Adding descriptions to UDFs

To add a description to a UDF, follow these steps:

Console

  1. Go to the BigQuery page in the Cloud Console.

    Go to BigQuery

  2. In the Explorer panel, expand your project and dataset, then select the function.

  3. In the Details pane, click the pencil icon next to Description to edit the description text.

  4. In the dialog, enter a description in the box or edit the existing description. Click Update to save the new description text.

Alternatively, you can use a Standard SQL query to update the description using the description parameter of the OPTIONS field. In the Query editor box, enter your function definition, then add the following line:

OPTIONS (description="DESCRIPTION") AS """

Replace DESCRIPTION with the description you would like to add.

bq

Using the bq query syntax from UDFs and the bq command line tool, you can edit a function's description from the command line. Specify standard SQL with a --nouse_legacy_sql or -- use_legacy_sql=false flag, then enter your function definition. Add the following line to your definition to set the description parameter in the OPTIONS field:

OPTIONS (description="DESCRIPTION") AS """

Replace DESCRIPTION with the description you would like to add.

Limitations

The following limitations apply to temporary and persistent user-defined functions:

  • The DOM objects Window, Document, and Node, and functions that require them, are not supported.
  • JavaScript functions that rely on native code can fail, for example, if they make restricted system calls.
  • A JavaScript UDF can time out and prevent your query from completing. Timeouts can be as short as 5 minutes, but can vary depending on several factors, including how much user CPU time your function consumes and how large your inputs and outputs to the JavaScript function are.
  • Bitwise operations in JavaScript handle only the most significant 32 bits.
  • UDFs are subject to certain rate limits and quota limits. For more information, see UDF limits.

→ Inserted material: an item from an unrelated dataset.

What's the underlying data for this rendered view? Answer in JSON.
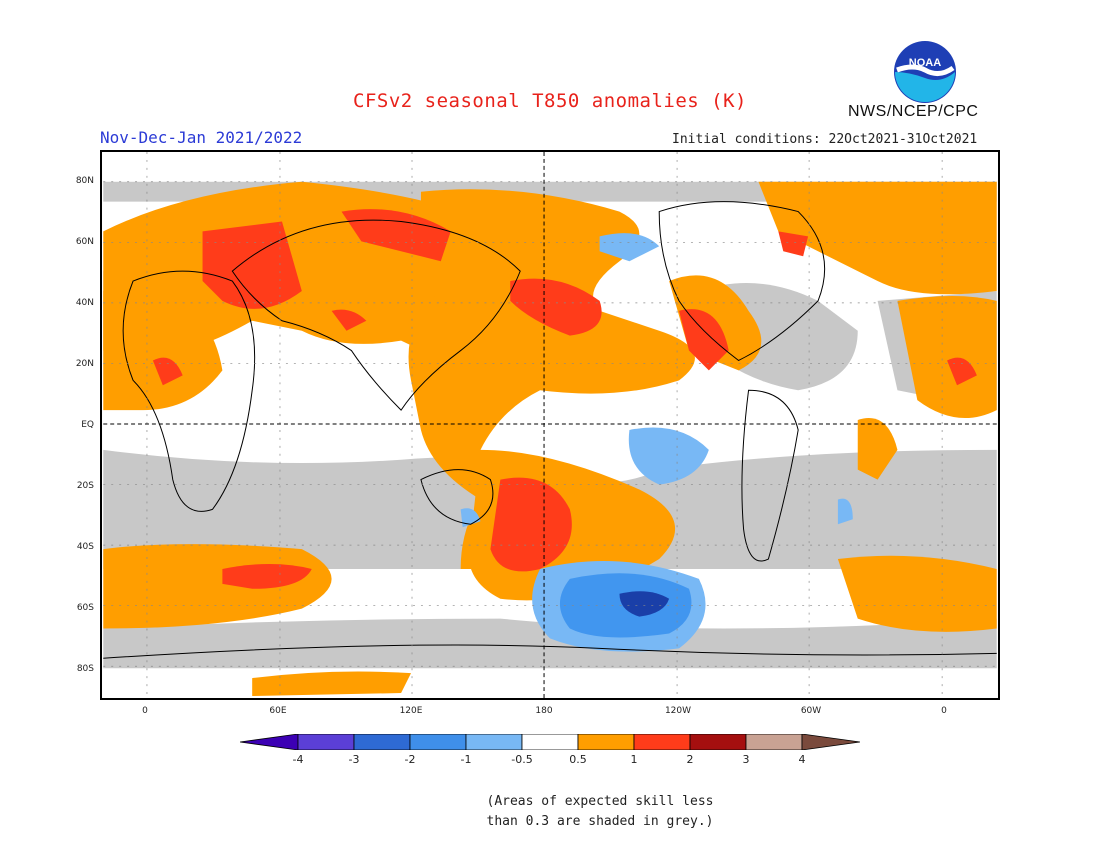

The following limitations apply to persistent user-defined functions:

  • Each dataset can only contain one persistent UDF with the same name. However, you can create a UDF whose name is the same as the name of a table in the same dataset.
  • When referencing a persistent UDF from another persistent UDF or a logical view, you must qualify the name with the dataset. For example:
    CREATE FUNCTION mydataset.referringFunction() AS (mydataset.referencedFunction());

The following limitations apply to temporary user-defined functions.

  • When creating a temporary UDF, function_name cannot contain periods.
  • Views and persistent UDFs cannot reference temporary UDFs.